Taleb foi trader (de sucesso), então se interessou pela ciência das probabilidades e medidas de incerteza. Deu aulas, publicou livros, virou conferencista, crítico contumaz de economistas teóricos, gente de terno e gravata trabalhando em escritórios com ar-condicionado, e se tornou uma espécie de guru dos antigurus. A primeira vez que ouvi seu nome foi em um episódio da série Billions, quando Axelrod menciona ir se encontrar com Taleb. (A série é ótima, assista.) Quando um personagem no mundo real é citado na ficção, pronto, você sabe que no mínimo ele fez algum barulho.
O barulho de Arriscando a própria pele é elogiar aqueles valores mafiosos que amamos ver em filmes, mas temos vergonha de admitir: pague pelas consequências de seus atos com sua própria pele. Como na crise financeira de 2009, em que muitos perderam tudo, exceto aqueles operadores do sistema financeiro (público e privado) que transferiram o risco de suas decisões para a massa de pequenos compradores. Se estes operadores soubessem que teriam que pagar por suas decisões, talvez a crise não tivesse ocorrido. É disto que trata o livro: existe uma assimetria oculta de riscos distribuída na sociedade ou, trocando em miúdos, a corda sempre arrebenta no lado mais fraco. Conhecer quando estamos no lado mais fraco é vital – e é esta a proposta do livro: sabermos identificar se estamos com uma proporção assimétrica de risco.
Outro barulho do livro são 3 conceitos: pathema mathematica, conceito grego que diz que o aprendizado só vem pela dor; a regra de ouro, que estabelece que você só deve fazer aos outros o que gostariam que fizessem por você (via positiva do olho por olho, dente por dente); e a regra de prata, que estabelece que você não deve fazer aos outros aquilo que não gostaria que fizessem a você (via negativa que, como os leitores de Taleb sabem, é mais vigorosa e eficaz, porque sabemos com mais certeza o que é ruim do que é bom).
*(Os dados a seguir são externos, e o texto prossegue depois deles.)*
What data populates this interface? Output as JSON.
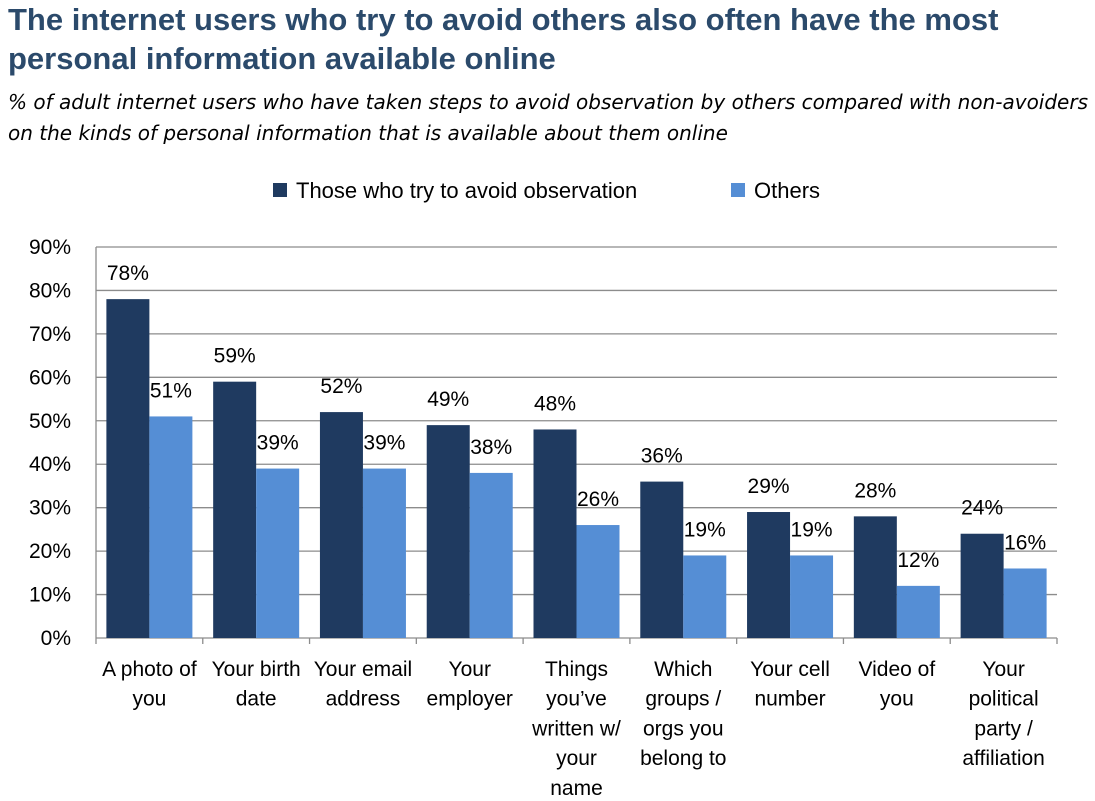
{
  "title": "The internet users who try to avoid others also often have the most personal information available online",
  "subtitle": "% of adult internet users who have taken steps to avoid observation by others compared with non-avoiders on the kinds of personal information that is available about them online",
  "colors": {
    "avoiders": "#1f3a60",
    "others": "#558ed5",
    "grid": "#8c8c8c",
    "axis": "#8c8c8c"
  },
  "chart_data": {
    "type": "bar",
    "categories": [
      [
        "A photo of",
        "you"
      ],
      [
        "Your birth",
        "date"
      ],
      [
        "Your email",
        "address"
      ],
      [
        "Your",
        "employer"
      ],
      [
        "Things",
        "you’ve",
        "written w/",
        "your",
        "name"
      ],
      [
        "Which",
        "groups /",
        "orgs you",
        "belong to"
      ],
      [
        "Your cell",
        "number"
      ],
      [
        "Video of",
        "you"
      ],
      [
        "Your",
        "political",
        "party /",
        "affiliation"
      ]
    ],
    "series": [
      {
        "name": "Those who try to avoid observation",
        "values": [
          78,
          59,
          52,
          49,
          48,
          36,
          29,
          28,
          24
        ],
        "labels": [
          "78%",
          "59%",
          "52%",
          "49%",
          "48%",
          "36%",
          "29%",
          "28%",
          "24%"
        ]
      },
      {
        "name": "Others",
        "values": [
          51,
          39,
          39,
          38,
          26,
          19,
          19,
          12,
          16
        ],
        "labels": [
          "51%",
          "39%",
          "39%",
          "38%",
          "26%",
          "19%",
          "19%",
          "12%",
          "16%"
        ]
      }
    ],
    "ylim": [
      0,
      90
    ],
    "yticks": [
      0,
      10,
      20,
      30,
      40,
      50,
      60,
      70,
      80,
      90
    ],
    "ytick_labels": [
      "0%",
      "10%",
      "20%",
      "30%",
      "40%",
      "50%",
      "60%",
      "70%",
      "80%",
      "90%"
    ],
    "grid": true,
    "legend": "top-center"
  }
}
Você vai querer ler o livro pra consolidar estes conceitos que são tão úteis quanto fáceis à vida em comunidade.
Selecionei inúmeras melhores partes. Taleb, como Pondé, é um excelente frasista – o que torna difícil a tarefa de selecionar apenas algumas boas frases e boas reflexões. Vamos lá à minha tentativa de resumi-las.
Ceticismo
“Sempre fomos loucos, mas não tínhamos experiência e capacidade suficientes para destruir o mundo. Agora podemos.” (p. 21)
“(…) a abordagem preventiva correta [quanto a riscos] é considerar o invisível potencialmente prejudicial.” (p. 86)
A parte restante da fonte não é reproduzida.